Behind the Code of Numba: Q&A with Team Lead Siu Kwan Lam

Data science and related fields have been born in and pushed forward by open-source projects. Open-source communities allow for people to work together to solve larger problems. As stewards of the data science community, we believe it is important to go behind the lines of code to shine a light on those doing the work in open source. In a series of blogs, we’ll highlight several Anaconda employees, the open-source projects they work on, and how their work is making an impact on the larger field.

In this blog, I interviewed Siu Kwan Lam, a Senior Software Engineer at Anaconda and the team lead for open-source project Numba, a high performance Python compiler.

Q: What is Numba?

Numba is an open-source JIT compiler that translates a subset of Python and NumPy code into fast machine code. The primary purpose is to speed up Python code written by data scientists. Python is an interpretive language; it is not as efficient as a native, compiled language. For programmers who are familiar with programming languages like C++, they can write a fast program. But for data scientists, they may not be familiar with these native, compiled languages. Also, they are more focused on the science of their projects than the programming. Python is a good language for data scientists because it is easier for them to express.

With Numba, data scientists can easily write a program, and all they need is basically one API — the @jit decorator. For a subset of Python, Numba can turn it into fast code as if someone has written it in C++.

Q: Are data scientists the primary users of Numba?

Initially, that was the thought. But it’s now evolving into something that other Python library writers are leveraging to be part of their library, so that their code can be sped up.

Users can write user-defined functions, and the library may use Numba in conjunction with user code that can then be optimized together into a fast program.
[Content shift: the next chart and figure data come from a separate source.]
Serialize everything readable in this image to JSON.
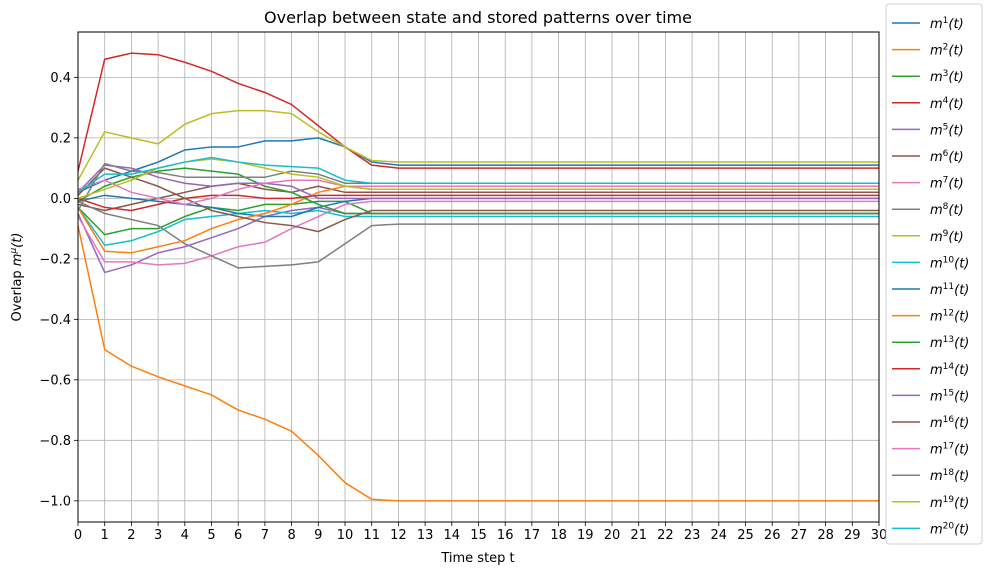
{
  "chart_data": {
    "type": "line",
    "title": "Overlap between state and stored patterns over time",
    "xlabel": "Time step t",
    "ylabel_prefix": "Overlap ",
    "ylabel_symbol": "m",
    "ylabel_sup": "μ",
    "ylabel_suffix": "(t)",
    "xlim": [
      0,
      30
    ],
    "ylim": [
      -1.07,
      0.55
    ],
    "xticks": [
      0,
      1,
      2,
      3,
      4,
      5,
      6,
      7,
      8,
      9,
      10,
      11,
      12,
      13,
      14,
      15,
      16,
      17,
      18,
      19,
      20,
      21,
      22,
      23,
      24,
      25,
      26,
      27,
      28,
      29,
      30
    ],
    "yticks": [
      -1.0,
      -0.8,
      -0.6,
      -0.4,
      -0.2,
      0.0,
      0.2,
      0.4
    ],
    "ytick_labels": [
      "−1.0",
      "−0.8",
      "−0.6",
      "−0.4",
      "−0.2",
      "0.0",
      "0.2",
      "0.4"
    ],
    "grid": true,
    "legend_placement": "outside-right",
    "x": [
      0,
      1,
      2,
      3,
      4,
      5,
      6,
      7,
      8,
      9,
      10,
      11,
      12,
      13,
      14,
      15,
      16,
      17,
      18,
      19,
      20,
      21,
      22,
      23,
      24,
      25,
      26,
      27,
      28,
      29,
      30
    ],
    "series": [
      {
        "name": "m",
        "sup": "1",
        "suffix": "(t)",
        "color": "#1f77b4",
        "values": [
          0.02,
          0.06,
          0.09,
          0.12,
          0.16,
          0.17,
          0.17,
          0.19,
          0.19,
          0.2,
          0.17,
          0.12,
          0.11,
          0.11,
          0.11,
          0.11,
          0.11,
          0.11,
          0.11,
          0.11,
          0.11,
          0.11,
          0.11,
          0.11,
          0.11,
          0.11,
          0.11,
          0.11,
          0.11,
          0.11,
          0.11
        ]
      },
      {
        "name": "m",
        "sup": "2",
        "suffix": "(t)",
        "color": "#ff7f0e",
        "values": [
          -0.09,
          -0.5,
          -0.555,
          -0.59,
          -0.62,
          -0.65,
          -0.7,
          -0.73,
          -0.77,
          -0.85,
          -0.94,
          -0.995,
          -1.0,
          -1.0,
          -1.0,
          -1.0,
          -1.0,
          -1.0,
          -1.0,
          -1.0,
          -1.0,
          -1.0,
          -1.0,
          -1.0,
          -1.0,
          -1.0,
          -1.0,
          -1.0,
          -1.0,
          -1.0,
          -1.0
        ]
      },
      {
        "name": "m",
        "sup": "3",
        "suffix": "(t)",
        "color": "#2ca02c",
        "values": [
          -0.03,
          -0.12,
          -0.1,
          -0.1,
          -0.06,
          -0.03,
          -0.04,
          -0.02,
          -0.02,
          -0.01,
          -0.01,
          -0.05,
          -0.05,
          -0.05,
          -0.05,
          -0.05,
          -0.05,
          -0.05,
          -0.05,
          -0.05,
          -0.05,
          -0.05,
          -0.05,
          -0.05,
          -0.05,
          -0.05,
          -0.05,
          -0.05,
          -0.05,
          -0.05,
          -0.05
        ]
      },
      {
        "name": "m",
        "sup": "4",
        "suffix": "(t)",
        "color": "#d62728",
        "values": [
          0.09,
          0.46,
          0.48,
          0.475,
          0.45,
          0.42,
          0.38,
          0.35,
          0.31,
          0.24,
          0.17,
          0.11,
          0.1,
          0.1,
          0.1,
          0.1,
          0.1,
          0.1,
          0.1,
          0.1,
          0.1,
          0.1,
          0.1,
          0.1,
          0.1,
          0.1,
          0.1,
          0.1,
          0.1,
          0.1,
          0.1
        ]
      },
      {
        "name": "m",
        "sup": "5",
        "suffix": "(t)",
        "color": "#9467bd",
        "values": [
          -0.05,
          -0.245,
          -0.22,
          -0.18,
          -0.16,
          -0.13,
          -0.1,
          -0.06,
          -0.04,
          -0.03,
          -0.05,
          -0.05,
          -0.05,
          -0.05,
          -0.05,
          -0.05,
          -0.05,
          -0.05,
          -0.05,
          -0.05,
          -0.05,
          -0.05,
          -0.05,
          -0.05,
          -0.05,
          -0.05,
          -0.05,
          -0.05,
          -0.05,
          -0.05,
          -0.05
        ]
      },
      {
        "name": "m",
        "sup": "6",
        "suffix": "(t)",
        "color": "#8c564b",
        "values": [
          -0.02,
          -0.04,
          -0.02,
          0.0,
          0.02,
          0.04,
          0.05,
          0.03,
          0.02,
          0.04,
          0.02,
          0.02,
          0.02,
          0.02,
          0.02,
          0.02,
          0.02,
          0.02,
          0.02,
          0.02,
          0.02,
          0.02,
          0.02,
          0.02,
          0.02,
          0.02,
          0.02,
          0.02,
          0.02,
          0.02,
          0.02
        ]
      },
      {
        "name": "m",
        "sup": "7",
        "suffix": "(t)",
        "color": "#e377c2",
        "values": [
          -0.06,
          -0.21,
          -0.21,
          -0.22,
          -0.215,
          -0.19,
          -0.16,
          -0.145,
          -0.1,
          -0.06,
          -0.02,
          -0.01,
          -0.01,
          -0.01,
          -0.01,
          -0.01,
          -0.01,
          -0.01,
          -0.01,
          -0.01,
          -0.01,
          -0.01,
          -0.01,
          -0.01,
          -0.01,
          -0.01,
          -0.01,
          -0.01,
          -0.01,
          -0.01,
          -0.01
        ]
      },
      {
        "name": "m",
        "sup": "8",
        "suffix": "(t)",
        "color": "#7f7f7f",
        "values": [
          -0.01,
          -0.05,
          -0.07,
          -0.09,
          -0.15,
          -0.19,
          -0.23,
          -0.225,
          -0.22,
          -0.21,
          -0.15,
          -0.09,
          -0.085,
          -0.085,
          -0.085,
          -0.085,
          -0.085,
          -0.085,
          -0.085,
          -0.085,
          -0.085,
          -0.085,
          -0.085,
          -0.085,
          -0.085,
          -0.085,
          -0.085,
          -0.085,
          -0.085,
          -0.085,
          -0.085
        ]
      },
      {
        "name": "m",
        "sup": "9",
        "suffix": "(t)",
        "color": "#bcbd22",
        "values": [
          0.06,
          0.22,
          0.2,
          0.18,
          0.245,
          0.28,
          0.29,
          0.29,
          0.28,
          0.22,
          0.17,
          0.125,
          0.12,
          0.12,
          0.12,
          0.12,
          0.12,
          0.12,
          0.12,
          0.12,
          0.12,
          0.12,
          0.12,
          0.12,
          0.12,
          0.12,
          0.12,
          0.12,
          0.12,
          0.12,
          0.12
        ]
      },
      {
        "name": "m",
        "sup": "10",
        "suffix": "(t)",
        "color": "#17becf",
        "values": [
          -0.03,
          -0.155,
          -0.14,
          -0.11,
          -0.07,
          -0.06,
          -0.05,
          -0.04,
          -0.05,
          -0.04,
          -0.06,
          -0.06,
          -0.06,
          -0.06,
          -0.06,
          -0.06,
          -0.06,
          -0.06,
          -0.06,
          -0.06,
          -0.06,
          -0.06,
          -0.06,
          -0.06,
          -0.06,
          -0.06,
          -0.06,
          -0.06,
          -0.06,
          -0.06,
          -0.06
        ]
      },
      {
        "name": "m",
        "sup": "11",
        "suffix": "(t)",
        "color": "#1f77b4",
        "values": [
          -0.01,
          0.01,
          0.0,
          -0.01,
          -0.02,
          -0.03,
          -0.05,
          -0.06,
          -0.06,
          -0.03,
          -0.01,
          0.0,
          0.0,
          0.0,
          0.0,
          0.0,
          0.0,
          0.0,
          0.0,
          0.0,
          0.0,
          0.0,
          0.0,
          0.0,
          0.0,
          0.0,
          0.0,
          0.0,
          0.0,
          0.0,
          0.0
        ]
      },
      {
        "name": "m",
        "sup": "12",
        "suffix": "(t)",
        "color": "#ff7f0e",
        "values": [
          -0.03,
          -0.175,
          -0.18,
          -0.16,
          -0.14,
          -0.1,
          -0.07,
          -0.05,
          -0.02,
          0.02,
          0.04,
          0.03,
          0.03,
          0.03,
          0.03,
          0.03,
          0.03,
          0.03,
          0.03,
          0.03,
          0.03,
          0.03,
          0.03,
          0.03,
          0.03,
          0.03,
          0.03,
          0.03,
          0.03,
          0.03,
          0.03
        ]
      },
      {
        "name": "m",
        "sup": "13",
        "suffix": "(t)",
        "color": "#2ca02c",
        "values": [
          -0.01,
          0.04,
          0.07,
          0.09,
          0.1,
          0.09,
          0.08,
          0.04,
          0.02,
          -0.02,
          -0.05,
          -0.05,
          -0.05,
          -0.05,
          -0.05,
          -0.05,
          -0.05,
          -0.05,
          -0.05,
          -0.05,
          -0.05,
          -0.05,
          -0.05,
          -0.05,
          -0.05,
          -0.05,
          -0.05,
          -0.05,
          -0.05,
          -0.05,
          -0.05
        ]
      },
      {
        "name": "m",
        "sup": "14",
        "suffix": "(t)",
        "color": "#d62728",
        "values": [
          0.0,
          -0.03,
          -0.04,
          -0.02,
          0.0,
          0.01,
          0.01,
          0.0,
          0.0,
          0.01,
          0.01,
          0.01,
          0.01,
          0.01,
          0.01,
          0.01,
          0.01,
          0.01,
          0.01,
          0.01,
          0.01,
          0.01,
          0.01,
          0.01,
          0.01,
          0.01,
          0.01,
          0.01,
          0.01,
          0.01,
          0.01
        ]
      },
      {
        "name": "m",
        "sup": "15",
        "suffix": "(t)",
        "color": "#9467bd",
        "values": [
          0.02,
          0.11,
          0.1,
          0.07,
          0.05,
          0.04,
          0.05,
          0.05,
          0.04,
          0.0,
          0.0,
          0.0,
          0.0,
          0.0,
          0.0,
          0.0,
          0.0,
          0.0,
          0.0,
          0.0,
          0.0,
          0.0,
          0.0,
          0.0,
          0.0,
          0.0,
          0.0,
          0.0,
          0.0,
          0.0,
          0.0
        ]
      },
      {
        "name": "m",
        "sup": "16",
        "suffix": "(t)",
        "color": "#8c564b",
        "values": [
          0.01,
          0.1,
          0.07,
          0.04,
          0.0,
          -0.04,
          -0.06,
          -0.08,
          -0.09,
          -0.11,
          -0.07,
          -0.04,
          -0.04,
          -0.04,
          -0.04,
          -0.04,
          -0.04,
          -0.04,
          -0.04,
          -0.04,
          -0.04,
          -0.04,
          -0.04,
          -0.04,
          -0.04,
          -0.04,
          -0.04,
          -0.04,
          -0.04,
          -0.04,
          -0.04
        ]
      },
      {
        "name": "m",
        "sup": "17",
        "suffix": "(t)",
        "color": "#e377c2",
        "values": [
          0.03,
          0.06,
          0.02,
          0.0,
          -0.02,
          0.0,
          0.03,
          0.05,
          0.06,
          0.06,
          0.04,
          0.04,
          0.04,
          0.04,
          0.04,
          0.04,
          0.04,
          0.04,
          0.04,
          0.04,
          0.04,
          0.04,
          0.04,
          0.04,
          0.04,
          0.04,
          0.04,
          0.04,
          0.04,
          0.04,
          0.04
        ]
      },
      {
        "name": "m",
        "sup": "18",
        "suffix": "(t)",
        "color": "#7f7f7f",
        "values": [
          -0.04,
          0.115,
          0.09,
          0.085,
          0.07,
          0.07,
          0.07,
          0.07,
          0.09,
          0.08,
          0.05,
          0.05,
          0.05,
          0.05,
          0.05,
          0.05,
          0.05,
          0.05,
          0.05,
          0.05,
          0.05,
          0.05,
          0.05,
          0.05,
          0.05,
          0.05,
          0.05,
          0.05,
          0.05,
          0.05,
          0.05
        ]
      },
      {
        "name": "m",
        "sup": "19",
        "suffix": "(t)",
        "color": "#bcbd22",
        "values": [
          0.0,
          0.03,
          0.06,
          0.1,
          0.12,
          0.13,
          0.12,
          0.1,
          0.08,
          0.07,
          0.04,
          0.03,
          0.03,
          0.03,
          0.03,
          0.03,
          0.03,
          0.03,
          0.03,
          0.03,
          0.03,
          0.03,
          0.03,
          0.03,
          0.03,
          0.03,
          0.03,
          0.03,
          0.03,
          0.03,
          0.03
        ]
      },
      {
        "name": "m",
        "sup": "20",
        "suffix": "(t)",
        "color": "#17becf",
        "values": [
          0.02,
          0.08,
          0.08,
          0.1,
          0.12,
          0.135,
          0.12,
          0.11,
          0.105,
          0.1,
          0.06,
          0.05,
          0.05,
          0.05,
          0.05,
          0.05,
          0.05,
          0.05,
          0.05,
          0.05,
          0.05,
          0.05,
          0.05,
          0.05,
          0.05,
          0.05,
          0.05,
          0.05,
          0.05,
          0.05,
          0.05
        ]
      }
    ]
  }
}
Numba is probably the only CPython project that allows a library to just-in-time compile user-defined functions with its internal code to produce a fast program without changing the interpreter. It’s also the only Python compiler project that supports graphic processing units (GPUs).

Q: What is your role within Numba?

I’ve been working on Numba for eight years at Anaconda. Before that, I was working on a similar project that got absorbed into Numba. I’m currently the team lead, so I work on the project and manage a team responsible for it. At Anaconda, we have a team of three working on Numba.

I am also the leader on the community side as well. In the open-source community, hardware vendors have assigned developers to work with us. There are also other companies, many of them finance-related, that are involved in the development of Numba. They contribute, and they help answer community questions.

This year, I’ve been working on the governance model for the community to grow. Our project has grown a lot, especially in the last two years — almost to a size with which the three of us at Anaconda are unable to keep up. We are looking at involving more hardware vendors to contribute more and help with the daily maintenance tasks.

Q: What contribution to this project are you most proud of?

A compiler is connected to everything. So, I’m proud of being able to keep up with the complexity of the compiler and of the amount of testing we put into this project to ensure it is stable for users. We are being used in critical infrastructure like risk analysis for financial institutions. A bug in Numba means an incorrect result. It can ruin some very important and expensive projects.

Q: What use cases for your project do you find the most interesting or surprising? What software does Numba enable?

In 2020, there have been 466k average monthly Conda package downloads of Numba.

As I mentioned, we work with hardware developers from companies like Intel and NVIDIA. Pandas and Datashader both use Numba. Every user of these is indirectly using Numba. Another important user of Numba from the science community is The Awkward Array project, which is sponsored by the National Science Foundation and DIANA/HEP. DIANA/HEP develops software for processing petabytes-sized data related to CERN’s Large Hadron Collider (LHC).

Bodo is founded by someone that is part of the core community team of Numba, and Numba is underneath their products. Rapids from Nvidia is using Numba to do some Pandas-like operations on the GPU. We helped them prototype in the initial phase of the project.

Q: What are you working on now that you are most excited to release?

With the current release, we are focused on enhancing performance. The whole program is about speeding things up, so a lot of what we do is about making that better. We are tackling some really complicated ways for users to be able to write less code to achieve the same speed. We are constantly adopting the latest research to improve speed. Particularly, we are working on reducing the cost of automatic memory management (reference-counting). We are seeing a speedup of 2x to 10x in some programs with the new version.

Q: What do you envision for this project in a year from now?

We want to grow the open-source community. We’d like the hardware companies we work with to help us maintain the community and test the program against their hardware. We want to transfer knowledge to the public, so they can help us maintain and grow.

Q: In your mind, what is the value of open-source projects?

Open source allows a project to have a lifetime that is not bound by the lifetime or interest of a company. For companies that don’t release their products as open source, as company interest or focus moves away, the project becomes abandoned. Software is never complete. Software nowadays is so complex, and users’ requirements are constantly changing. Open-source projects allow for user feedback, help, and involvement to continue moving a project forward, which is something a proprietary project cannot do in the same way.